- 8 ounces 1/4-inch wide dried rice noodles
- 3 tablespoons gluten-free reduced-sodium soy sauce
- 1 tablespoon lemon juice
- 1/2 tablespoon agave nectar
- 1/4 teaspoon crushed red chile flakes (optional)
- 2 tablespoons peanut oil
- 2 tablespoons finely chopped garlic
- 8 ounces Asian-style baked tofu, cut into 1/4-inch slices
- 4 green onions, thickly sliced
- 1 cup mung bean sprouts
- 1/2 cup chopped fresh cilantro
- 1/2 cup finely chopped dry-roasted peanuts
- 1 lemon, cut into wedges
In a small bowl, combine soy sauce, lemon juice, agave nectar and red pepper flakes, if using. Set aside.
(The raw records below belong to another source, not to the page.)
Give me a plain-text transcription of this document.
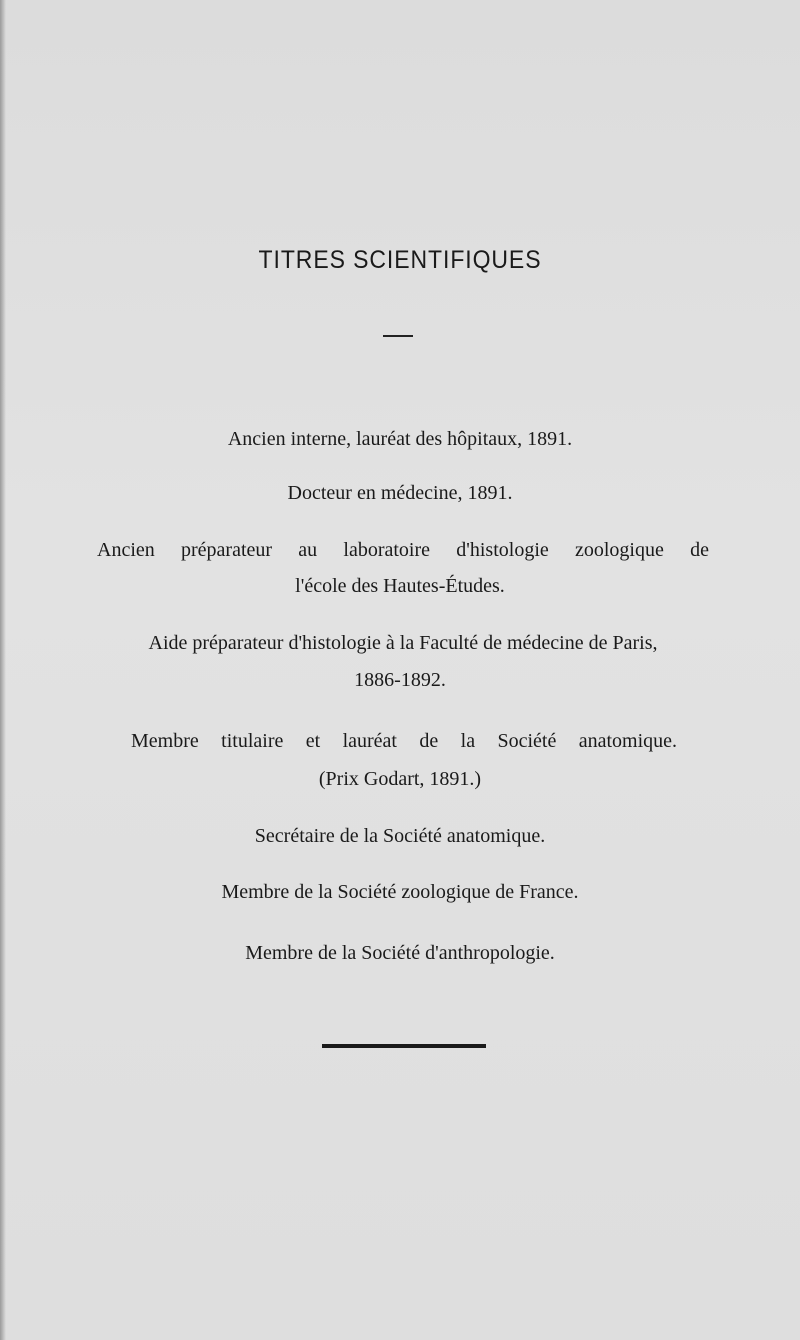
TITRES SCIENTIFIQUES
Ancien interne, lauréat des hôpitaux, 1891.
Docteur en médecine, 1891.
Ancien préparateur au laboratoire d'histologie zoologique de
l'école des Hautes-Études.
Aide préparateur d'histologie à la Faculté de médecine de Paris,
1886-1892.
Membre titulaire et lauréat de la Société anatomique.
(Prix Godart, 1891.)
Secrétaire de la Société anatomique.
Membre de la Société zoologique de France.
Membre de la Société d'anthropologie.
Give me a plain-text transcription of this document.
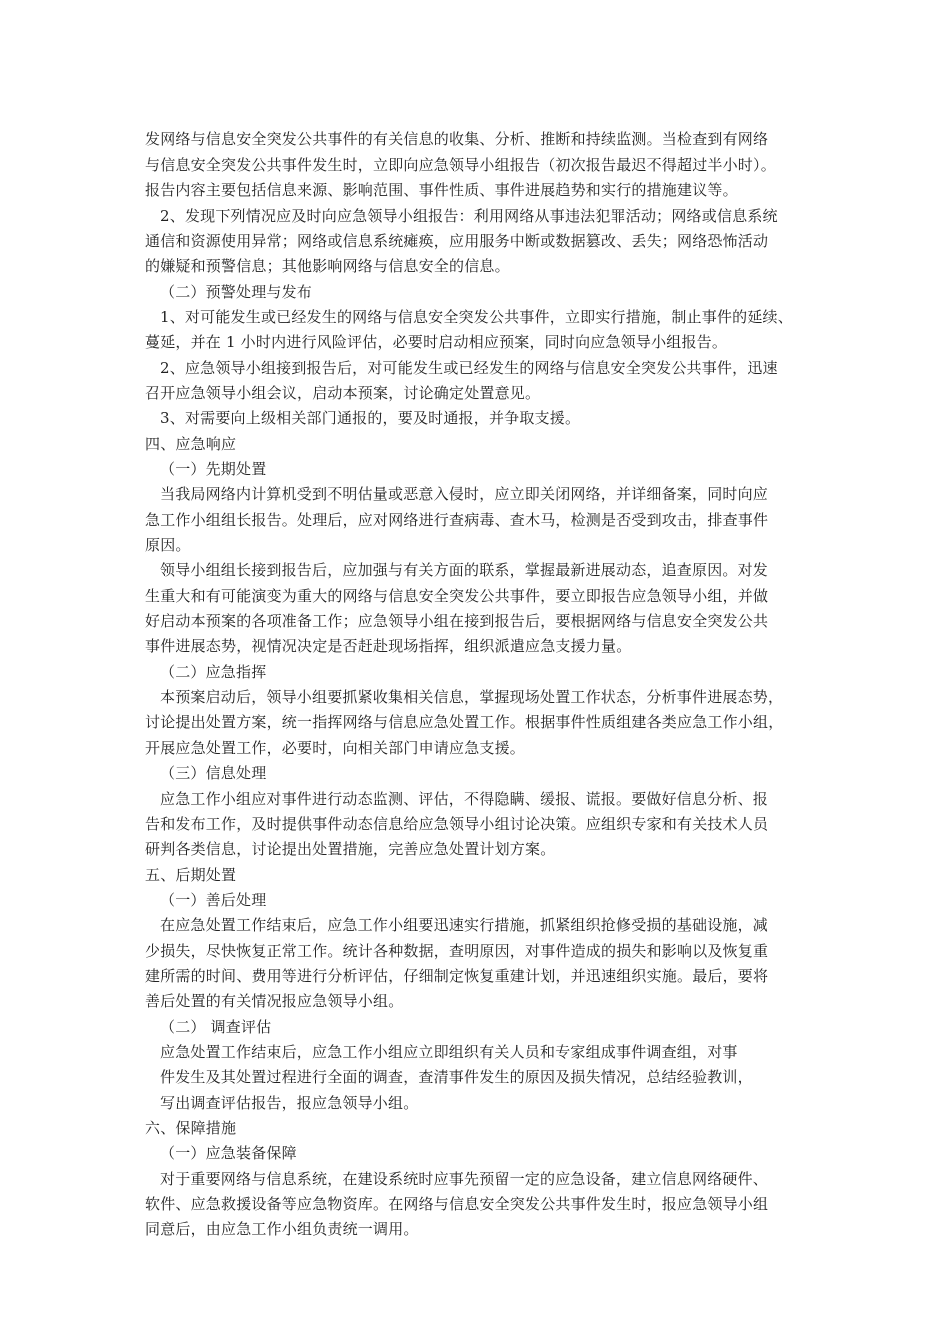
发网络与信息安全突发公共事件的有关信息的收集、分析、推断和持续监测。当检查到有网络
与信息安全突发公共事件发生时，立即向应急领导小组报告（初次报告最迟不得超过半小时）。
报告内容主要包括信息来源、影响范围、事件性质、事件进展趋势和实行的措施建议等。
2、发现下列情况应及时向应急领导小组报告：利用网络从事违法犯罪活动；网络或信息系统
通信和资源使用异常；网络或信息系统瘫痪，应用服务中断或数据篡改、丢失；网络恐怖活动
的嫌疑和预警信息；其他影响网络与信息安全的信息。
（二）预警处理与发布
1、对可能发生或已经发生的网络与信息安全突发公共事件，立即实行措施，制止事件的延续、
蔓延，并在 1 小时内进行风险评估，必要时启动相应预案，同时向应急领导小组报告。
2、应急领导小组接到报告后，对可能发生或已经发生的网络与信息安全突发公共事件，迅速
召开应急领导小组会议，启动本预案，讨论确定处置意见。
3、对需要向上级相关部门通报的，要及时通报，并争取支援。
四、应急响应
（一）先期处置
当我局网络内计算机受到不明估量或恶意入侵时，应立即关闭网络，并详细备案，同时向应
急工作小组组长报告。处理后，应对网络进行查病毒、查木马，检测是否受到攻击，排查事件
原因。
领导小组组长接到报告后，应加强与有关方面的联系，掌握最新进展动态，追查原因。对发
生重大和有可能演变为重大的网络与信息安全突发公共事件，要立即报告应急领导小组，并做
好启动本预案的各项准备工作；应急领导小组在接到报告后，要根据网络与信息安全突发公共
事件进展态势，视情况决定是否赶赴现场指挥，组织派遣应急支援力量。
（二）应急指挥
本预案启动后，领导小组要抓紧收集相关信息，掌握现场处置工作状态，分析事件进展态势，
讨论提出处置方案，统一指挥网络与信息应急处置工作。根据事件性质组建各类应急工作小组，
开展应急处置工作，必要时，向相关部门申请应急支援。
（三）信息处理
应急工作小组应对事件进行动态监测、评估，不得隐瞒、缓报、谎报。要做好信息分析、报
告和发布工作，及时提供事件动态信息给应急领导小组讨论决策。应组织专家和有关技术人员
研判各类信息，讨论提出处置措施，完善应急处置计划方案。
五、后期处置
（一）善后处理
在应急处置工作结束后，应急工作小组要迅速实行措施，抓紧组织抢修受损的基础设施，减
少损失，尽快恢复正常工作。统计各种数据，查明原因，对事件造成的损失和影响以及恢复重
建所需的时间、费用等进行分析评估，仔细制定恢复重建计划，并迅速组织实施。最后，要将
善后处置的有关情况报应急领导小组。
（二） 调查评估
应急处置工作结束后，应急工作小组应立即组织有关人员和专家组成事件调查组，对事
件发生及其处置过程进行全面的调查，查清事件发生的原因及损失情况，总结经验教训，
写出调查评估报告，报应急领导小组。
六、保障措施
（一）应急装备保障
对于重要网络与信息系统，在建设系统时应事先预留一定的应急设备，建立信息网络硬件、
软件、应急救援设备等应急物资库。在网络与信息安全突发公共事件发生时，报应急领导小组
同意后，由应急工作小组负责统一调用。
In a large skillet, heat oil over medium high heat. Add garlic and cook until fragrant, about 30 seconds. Add tofu and green onions, and cook for 3 minutes, or until green onions are tender and bright green.
Add noodles, bean sprouts and soy sauce mixture to skillet and gently toss to combine. Spoon into a serving bowl and sprinkle with cilantro and peanuts. Garnish with lemon wedges and serve.